So, now that Super Tuesday is over, and I don't have to keep my head down for fear of sparking an unnecessary fight with my friends working on the Buttigieg and Klobuchar campaigns, which I respect a lot because you've obviously done a lot of thinking about whose policies you support and how much effort you're willing to expend to support them, I will come out and say: I support Joe Biden for president. This has not been easy for me, though to be fair it wasn't easy for me to support Mike Dukakis or even, in the early days, Barack Obama, for various reasons that diminished the closer we got to election day. My parents can tell you how many arguments we've had over why I didn't think Biden should be the nominee. In fact, my top FIVE candidates were all out of the race before Super Tuesday (I posted a list last fall):
Democrats for whom I would very happily vote against Trump:
Democrats who would not be my first choice but for whom I would still vote against Trump:
Democrats about whom I have more serious reservations but for whom I would still vote without a second thought against Trump:
Bill de Blasio
Democrats I honestly couldn't pick out of a lineup but for whom I would still vote against Trump:
Seth (?) Moulton
Democrats I actively distrust but for whom I would still vote against Trump:
Non-Democrats for whom I would vote if I had to against Trump:
Any Bush who decides to run
I have some policy complaints about Biden and more serious worries about the way he campaigns, the reasons he's been unsuccessful before when running for president, the fact that he's not great at debating and in fact I hope he'll refuse to do the media-staged TV debates because while Trump's voters largely don't care if he tells outright lies and sounds like English is his second language, Democrats have increasingly shown how readily they'll eat their own. My policy complaints about Biden are overwhelmingly on environmental and health care issues. On paper, I agree with Sanders on some of those issues more than I agree with Biden, but Sanders can't even put together a group of his fellow legislators to tackle those things, let alone a broad coalition at state and local levels as well as nationally. I also can't stand many of the people he has around him, several of whom I would expect to be in his administration. If I'm choosing between Biden and Sanders, there is absolutely no contest: I trust Biden more as an executive, I trust him more as a human being. I have greater confidence that he can beat Trump because he will bring the most Democratic voters to the polls.

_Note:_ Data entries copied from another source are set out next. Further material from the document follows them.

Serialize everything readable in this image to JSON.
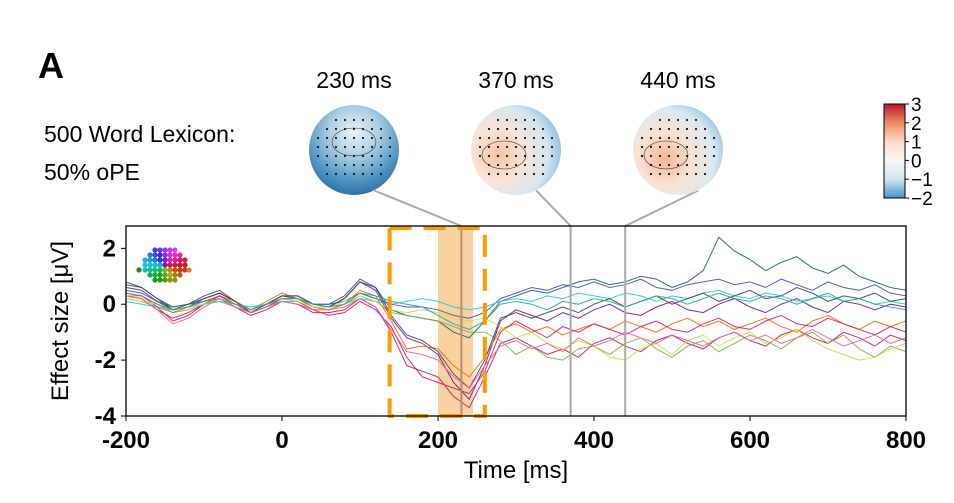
{
  "panel_label": "A",
  "condition_label": [
    "500 Word Lexicon:",
    "50% oPE"
  ],
  "topomaps": [
    {
      "label": "230 ms",
      "time": 230,
      "scheme": "negative"
    },
    {
      "label": "370 ms",
      "time": 370,
      "scheme": "mixed"
    },
    {
      "label": "440 ms",
      "time": 440,
      "scheme": "mixed2"
    }
  ],
  "colorbar": {
    "colormap": "RdBu_r",
    "range": [
      -2,
      3
    ],
    "ticks": [
      "3",
      "2",
      "1",
      "0",
      "−1",
      "−2"
    ],
    "tick_values": [
      3,
      2,
      1,
      0,
      -1,
      -2
    ]
  },
  "chart_data": {
    "type": "line",
    "xlabel": "Time [ms]",
    "ylabel": "Effect size [μV]",
    "xlim": [
      -200,
      800
    ],
    "ylim": [
      -4,
      2.8
    ],
    "xticks": [
      -200,
      0,
      200,
      400,
      600,
      800
    ],
    "xtick_labels": [
      "-200",
      "0",
      "200",
      "400",
      "600",
      "800"
    ],
    "yticks": [
      2,
      0,
      -2,
      -4
    ],
    "ytick_labels": [
      "2",
      "0",
      "-2",
      "-4"
    ],
    "grid": false,
    "highlight_band": {
      "from": 200,
      "to": 245,
      "color": "#f9c98f"
    },
    "dashed_window": {
      "from": 138,
      "to": 260,
      "color": "#ff9900"
    },
    "time_markers": [
      230,
      370,
      440
    ],
    "x_step_ms": 20,
    "series": [
      {
        "color": "#c2185b",
        "values": [
          0.3,
          0.2,
          -0.2,
          -0.5,
          -0.3,
          0.0,
          0.2,
          -0.1,
          -0.4,
          -0.2,
          0.1,
          0.0,
          -0.3,
          -0.3,
          -0.2,
          0.2,
          -0.1,
          -1.0,
          -2.2,
          -2.4,
          -2.6,
          -3.3,
          -3.7,
          -2.6,
          -1.4,
          -1.2,
          -1.5,
          -1.8,
          -1.6,
          -1.9,
          -1.4,
          -1.2,
          -1.5,
          -1.7,
          -1.3,
          -1.1,
          -1.4,
          -1.6,
          -1.2,
          -1.0,
          -1.3,
          -1.5,
          -1.1,
          -0.9,
          -1.2,
          -1.4,
          -1.0,
          -1.2,
          -1.5,
          -1.1,
          -1.3
        ]
      },
      {
        "color": "#1b5e6b",
        "values": [
          0.7,
          0.6,
          0.2,
          -0.1,
          0.0,
          0.2,
          0.4,
          0.1,
          -0.2,
          0.0,
          0.3,
          0.3,
          0.0,
          0.0,
          0.3,
          0.9,
          0.6,
          -0.2,
          -0.4,
          -0.5,
          -0.6,
          -1.0,
          -1.2,
          -0.6,
          0.1,
          0.3,
          0.5,
          0.4,
          0.6,
          0.8,
          0.9,
          0.7,
          0.8,
          1.0,
          0.9,
          0.6,
          0.8,
          1.2,
          2.4,
          1.9,
          1.6,
          1.2,
          1.5,
          1.7,
          1.3,
          1.1,
          1.4,
          1.0,
          0.8,
          0.6,
          0.5
        ]
      },
      {
        "color": "#7cb342",
        "values": [
          0.2,
          0.1,
          -0.1,
          -0.3,
          -0.2,
          0.0,
          0.1,
          -0.1,
          -0.3,
          -0.1,
          0.1,
          0.0,
          -0.2,
          -0.2,
          0.0,
          0.3,
          0.1,
          -0.3,
          -0.4,
          -0.5,
          -0.6,
          -0.8,
          -1.0,
          -1.0,
          -1.3,
          -1.8,
          -1.5,
          -1.9,
          -2.0,
          -1.6,
          -1.5,
          -1.8,
          -1.4,
          -1.2,
          -1.6,
          -1.9,
          -1.5,
          -1.3,
          -1.7,
          -1.4,
          -1.1,
          -1.3,
          -1.6,
          -1.2,
          -1.0,
          -1.4,
          -1.1,
          -1.6,
          -1.9,
          -1.5,
          -1.7
        ]
      },
      {
        "color": "#6a1b9a",
        "values": [
          0.6,
          0.5,
          0.1,
          -0.2,
          -0.1,
          0.2,
          0.4,
          0.1,
          -0.2,
          0.0,
          0.3,
          0.2,
          -0.1,
          -0.1,
          0.2,
          0.8,
          0.5,
          -0.5,
          -1.2,
          -1.4,
          -1.8,
          -2.8,
          -3.4,
          -2.2,
          -0.6,
          -0.2,
          -0.4,
          -0.6,
          -0.3,
          -0.5,
          -0.2,
          0.0,
          -0.3,
          -0.4,
          -0.1,
          0.1,
          -0.2,
          -0.3,
          0.0,
          0.2,
          -0.1,
          -0.3,
          0.0,
          0.2,
          -0.1,
          -0.3,
          0.1,
          0.0,
          -0.2,
          0.0,
          -0.1
        ]
      },
      {
        "color": "#3f51b5",
        "values": [
          0.5,
          0.4,
          0.1,
          -0.1,
          0.0,
          0.1,
          0.3,
          0.0,
          -0.2,
          0.0,
          0.2,
          0.2,
          0.0,
          0.0,
          0.1,
          0.4,
          0.2,
          0.0,
          -0.1,
          -0.1,
          -0.2,
          -0.4,
          -0.5,
          -0.3,
          0.2,
          0.4,
          0.6,
          0.5,
          0.7,
          0.6,
          0.8,
          0.6,
          0.7,
          0.9,
          0.6,
          0.5,
          0.7,
          0.8,
          0.9,
          0.7,
          0.8,
          0.6,
          0.9,
          0.7,
          0.5,
          0.8,
          0.6,
          0.5,
          0.7,
          0.4,
          0.3
        ]
      },
      {
        "color": "#ef6c00",
        "values": [
          0.3,
          0.3,
          0.0,
          -0.3,
          -0.1,
          0.1,
          0.3,
          0.1,
          -0.2,
          0.1,
          0.4,
          0.2,
          -0.1,
          -0.2,
          0.0,
          0.5,
          0.3,
          -0.6,
          -1.6,
          -1.5,
          -1.6,
          -2.2,
          -2.6,
          -1.9,
          -0.9,
          -0.7,
          -1.0,
          -0.8,
          -1.1,
          -0.9,
          -0.7,
          -0.9,
          -0.6,
          -0.8,
          -1.0,
          -0.7,
          -0.5,
          -0.8,
          -0.6,
          -0.9,
          -0.7,
          -0.5,
          -0.8,
          -1.0,
          -0.6,
          -0.4,
          -0.7,
          -0.9,
          -0.6,
          -0.8,
          -0.6
        ]
      },
      {
        "color": "#26c6da",
        "values": [
          0.1,
          0.0,
          -0.1,
          -0.2,
          -0.1,
          0.0,
          0.1,
          0.0,
          -0.1,
          0.0,
          0.1,
          0.1,
          -0.1,
          -0.1,
          0.0,
          0.2,
          0.1,
          0.0,
          0.1,
          0.2,
          0.1,
          -0.1,
          -0.2,
          -0.1,
          0.1,
          0.2,
          0.1,
          0.3,
          0.2,
          0.4,
          0.3,
          0.2,
          0.4,
          0.3,
          0.1,
          0.3,
          0.2,
          0.4,
          0.5,
          0.3,
          0.2,
          0.4,
          0.3,
          0.1,
          0.2,
          0.3,
          0.1,
          0.2,
          0.0,
          0.1,
          0.0
        ]
      },
      {
        "color": "#d81b60",
        "values": [
          0.4,
          0.3,
          -0.1,
          -0.6,
          -0.4,
          0.0,
          0.3,
          0.0,
          -0.3,
          -0.1,
          0.2,
          0.1,
          -0.2,
          -0.4,
          -0.3,
          0.1,
          -0.2,
          -0.8,
          -1.9,
          -2.6,
          -2.8,
          -3.0,
          -3.2,
          -2.4,
          -1.0,
          -0.6,
          -0.9,
          -1.2,
          -0.8,
          -1.0,
          -0.7,
          -0.9,
          -1.1,
          -0.8,
          -0.6,
          -0.9,
          -1.0,
          -0.7,
          -0.5,
          -0.8,
          -0.9,
          -0.6,
          -0.4,
          -0.7,
          -0.8,
          -0.5,
          -0.7,
          -0.9,
          -1.1,
          -0.8,
          -1.0
        ]
      },
      {
        "color": "#c6e040",
        "values": [
          0.2,
          0.1,
          0.0,
          -0.2,
          -0.1,
          0.0,
          0.2,
          0.0,
          -0.2,
          0.0,
          0.2,
          0.1,
          -0.1,
          -0.1,
          0.1,
          0.3,
          0.1,
          -0.2,
          -0.3,
          -0.2,
          -0.3,
          -0.5,
          -0.6,
          -0.5,
          -0.8,
          -1.2,
          -1.0,
          -1.4,
          -1.6,
          -1.3,
          -1.5,
          -1.9,
          -2.0,
          -1.6,
          -1.4,
          -1.8,
          -1.3,
          -1.1,
          -1.5,
          -1.2,
          -1.0,
          -1.4,
          -1.2,
          -0.9,
          -1.3,
          -1.6,
          -1.8,
          -2.0,
          -1.9,
          -1.6,
          -1.4
        ]
      },
      {
        "color": "#37474f",
        "values": [
          0.8,
          0.6,
          0.2,
          -0.2,
          0.0,
          0.3,
          0.5,
          0.1,
          -0.3,
          0.0,
          0.3,
          0.3,
          0.0,
          -0.1,
          0.2,
          0.8,
          0.6,
          -0.4,
          -1.1,
          -1.3,
          -1.7,
          -2.5,
          -3.0,
          -2.0,
          -0.5,
          -0.3,
          -0.5,
          -0.3,
          -0.1,
          -0.3,
          0.0,
          0.2,
          -0.1,
          0.1,
          0.3,
          0.0,
          0.2,
          0.4,
          0.1,
          0.3,
          0.5,
          0.2,
          0.3,
          0.6,
          0.4,
          0.1,
          0.3,
          0.2,
          0.4,
          0.1,
          0.2
        ]
      },
      {
        "color": "#26a69a",
        "values": [
          0.4,
          0.3,
          0.0,
          -0.2,
          -0.1,
          0.1,
          0.2,
          0.0,
          -0.2,
          0.0,
          0.2,
          0.2,
          0.0,
          -0.1,
          0.0,
          0.4,
          0.3,
          0.1,
          0.0,
          -0.1,
          -0.4,
          -0.7,
          -0.9,
          -0.6,
          0.0,
          0.1,
          0.0,
          -0.2,
          0.1,
          0.0,
          0.2,
          0.1,
          -0.1,
          0.1,
          0.3,
          0.2,
          0.0,
          0.2,
          0.4,
          0.2,
          0.1,
          0.3,
          0.2,
          0.0,
          0.2,
          0.4,
          0.1,
          0.2,
          0.0,
          -0.1,
          -0.2
        ]
      },
      {
        "color": "#f06292",
        "values": [
          0.3,
          0.2,
          -0.2,
          -0.7,
          -0.5,
          -0.1,
          0.2,
          -0.1,
          -0.3,
          -0.1,
          0.1,
          0.0,
          -0.2,
          -0.2,
          -0.1,
          0.2,
          -0.1,
          -0.9,
          -1.7,
          -1.8,
          -2.0,
          -2.6,
          -3.0,
          -2.2,
          -1.5,
          -1.3,
          -1.6,
          -1.4,
          -1.7,
          -1.2,
          -1.5,
          -1.3,
          -1.0,
          -1.2,
          -1.4,
          -1.1,
          -1.3,
          -1.5,
          -1.2,
          -1.0,
          -1.3,
          -1.1,
          -1.4,
          -1.2,
          -0.9,
          -1.2,
          -1.5,
          -1.3,
          -1.1,
          -1.4,
          -1.2
        ]
      }
    ]
  }
}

It's more complicated for me when it comes to Elizabeth Warren, whom I actually really like, though I acknowledge that the places where she's most problematic involve racial inequality and it's a reflection of my privilege that I like her in spite of them. There are specific reasons that Warren was the first choice of less than 5% of black voters and why most of them trust Biden much more than Sanders. Except among voters too young to fully understand why the Cuba comments are so controversial, this is true of Latino voters as well, and black and Latino voters are now the core of the Democratic Party, not white women, who last time went for Trump in higher numbers than they went for Clinton. I have really disliked the implication that anyone choosing Biden over Warren must be doing it out of latent sexism rather than focus on specific issues, and I have really resented all the "Smart voters vote Warren!" posts of the past week, which imply that the vast majority of voters of color, who won't vote Warren, are less intelligent or less thoughtful. Black voters were Hillary Clinton's strongest supporters at the polls, so they did not reject Warren (or Klobuchar, or Harris) purely out of sexism.
Are women held to a higher standard than old white men? Certainly, but the old white men in this race have had decades to prove their bona fides -- or, in the case of Buttigieg, only a few years, which underscores the reason I think he needs more experience and more time to prove his values with direct community engagement before he'd be my choice for the top executive position in the nation. Most black voters have made clear that they trust Biden's work over the past decade more than they worry about stupid things he did in the past. The same does not appear to be true for Sanders, whose civil rights work peaked decades ago and who often sounds oblivious to issues of specific concern to black voters and women. As for Warren (and Klobuchar), they have never made civil rights issues a top priority, and the assumption that economic policy will fix racial injustice has proven time and again to be false, whether the policy is more centrist or more progressive.
As I said, the point on which I agree with Sanders most strongly is that we desperately need better environmental policy. This is why it's so important to vote for Democrats in the House and Senate and in our local elections, not just the White House. However much anyone may like Sanders' policy on paper, he will need a coalition of legislators to push it through, and I've seen no evidence when studying his long career that he's capable of or even interested in putting that together, only of getting people to heckle non-supporters. I will vote for him if I have to, if it's the only way I can stop Trump from appointing one more Supreme Court justice which will spell the end of democracy as we've known it, but let me tell you, I will be crying.